Jeremy Irons is stunning in this movie. He doesn't chew the scenery so much as fellate it, work it in his mouth until he's tied it into a knot like a cherry stem, while forcing his eyebrows to jig and dance with manic intensity. I assume massive amounts of caffeine were involved.
There is nothing else good in the movie. Not that Irons is good, but he's noteworthy. Everything else is soulless, expensive-for-the-time CG, which has aged about as well as a piece of toast left on the table for a week. Richard O'Brien as the head of the thieves' guild
should have been awesome, but was underused. Hottie elf warrior chick
should have been boner-inducing, but she was wearing Aeofel's Breastplate of Boner Reduction +3. Mage girl should have been wearing glasses. There's exactly one dungeon in the movie, which they announce as a "dungeon" even though it's a cave -- guess they hadda do something to get the title to stick-- in said "dungeon" there is a trap. Well, not so much a trap, but the thief fails his Save VS traps and falls down a slippery slide which leads him not to spikes nor acid nor certain doom nor any kind of damage, but the door to the Room of Endless Loot. Which he also doesn't check for traps. But there are none.

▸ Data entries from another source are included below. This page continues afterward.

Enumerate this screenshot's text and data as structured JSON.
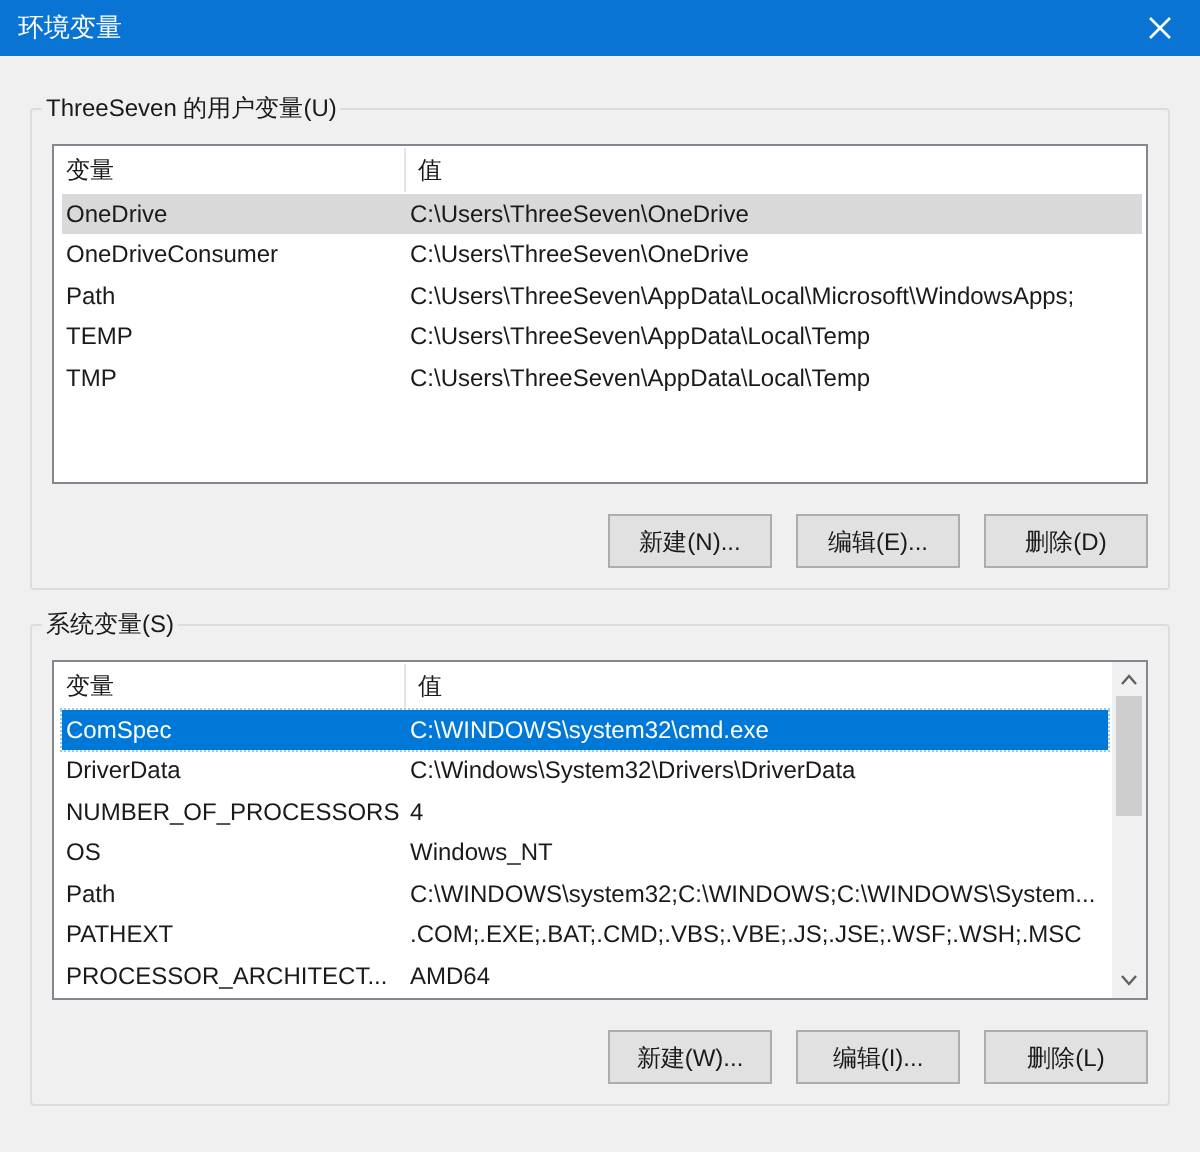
{
  "window": {
    "title": "环境变量"
  },
  "groups": [
    {
      "label": "ThreeSeven 的用户变量(U)",
      "columns": [
        "变量",
        "值"
      ],
      "has_scrollbar": false,
      "focused": false,
      "rows": [
        {
          "name": "OneDrive",
          "value": "C:\\Users\\ThreeSeven\\OneDrive",
          "selected": true
        },
        {
          "name": "OneDriveConsumer",
          "value": "C:\\Users\\ThreeSeven\\OneDrive",
          "selected": false
        },
        {
          "name": "Path",
          "value": "C:\\Users\\ThreeSeven\\AppData\\Local\\Microsoft\\WindowsApps;",
          "selected": false
        },
        {
          "name": "TEMP",
          "value": "C:\\Users\\ThreeSeven\\AppData\\Local\\Temp",
          "selected": false
        },
        {
          "name": "TMP",
          "value": "C:\\Users\\ThreeSeven\\AppData\\Local\\Temp",
          "selected": false
        }
      ],
      "buttons": [
        "新建(N)...",
        "编辑(E)...",
        "删除(D)"
      ]
    },
    {
      "label": "系统变量(S)",
      "columns": [
        "变量",
        "值"
      ],
      "has_scrollbar": true,
      "focused": true,
      "rows": [
        {
          "name": "ComSpec",
          "value": "C:\\WINDOWS\\system32\\cmd.exe",
          "selected": true
        },
        {
          "name": "DriverData",
          "value": "C:\\Windows\\System32\\Drivers\\DriverData",
          "selected": false
        },
        {
          "name": "NUMBER_OF_PROCESSORS",
          "value": "4",
          "selected": false
        },
        {
          "name": "OS",
          "value": "Windows_NT",
          "selected": false
        },
        {
          "name": "Path",
          "value": "C:\\WINDOWS\\system32;C:\\WINDOWS;C:\\WINDOWS\\System...",
          "selected": false
        },
        {
          "name": "PATHEXT",
          "value": ".COM;.EXE;.BAT;.CMD;.VBS;.VBE;.JS;.JSE;.WSF;.WSH;.MSC",
          "selected": false
        },
        {
          "name": "PROCESSOR_ARCHITECT...",
          "value": "AMD64",
          "selected": false
        }
      ],
      "buttons": [
        "新建(W)...",
        "编辑(I)...",
        "删除(L)"
      ]
    }
  ]
}
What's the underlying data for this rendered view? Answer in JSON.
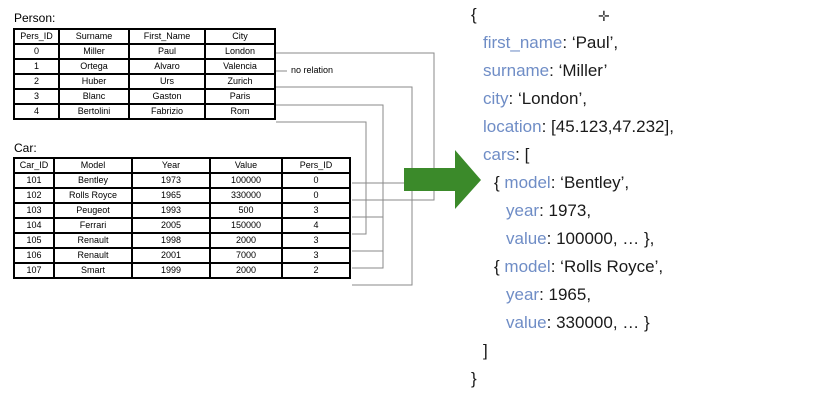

D&D? C'mon! I may be forced to watch that
Dungeon Siege movie just to prove there's worse still to come.
Van Helsing

The only appropriate response.
Sadly, this is true. When Universal dug up
The Mummy, and had a virile Brandon Fraser doing a pretty decent Indy Jones imitation, it seemed like the most natural thing in the world to do would be to pit him against the other Universal Monsters, one at a time in each subsequent sequel. Handle branding identically to
Raiders of the Lost Ark, which changed to
Indiana Jones and the _____ with the 2nd movie.
Rick O'Connell and The Curse of Dracula; it would have been great. Instead they sequeled Mummy into utter oblivion, and shot their entire monster portfolio wad with Van Helsing.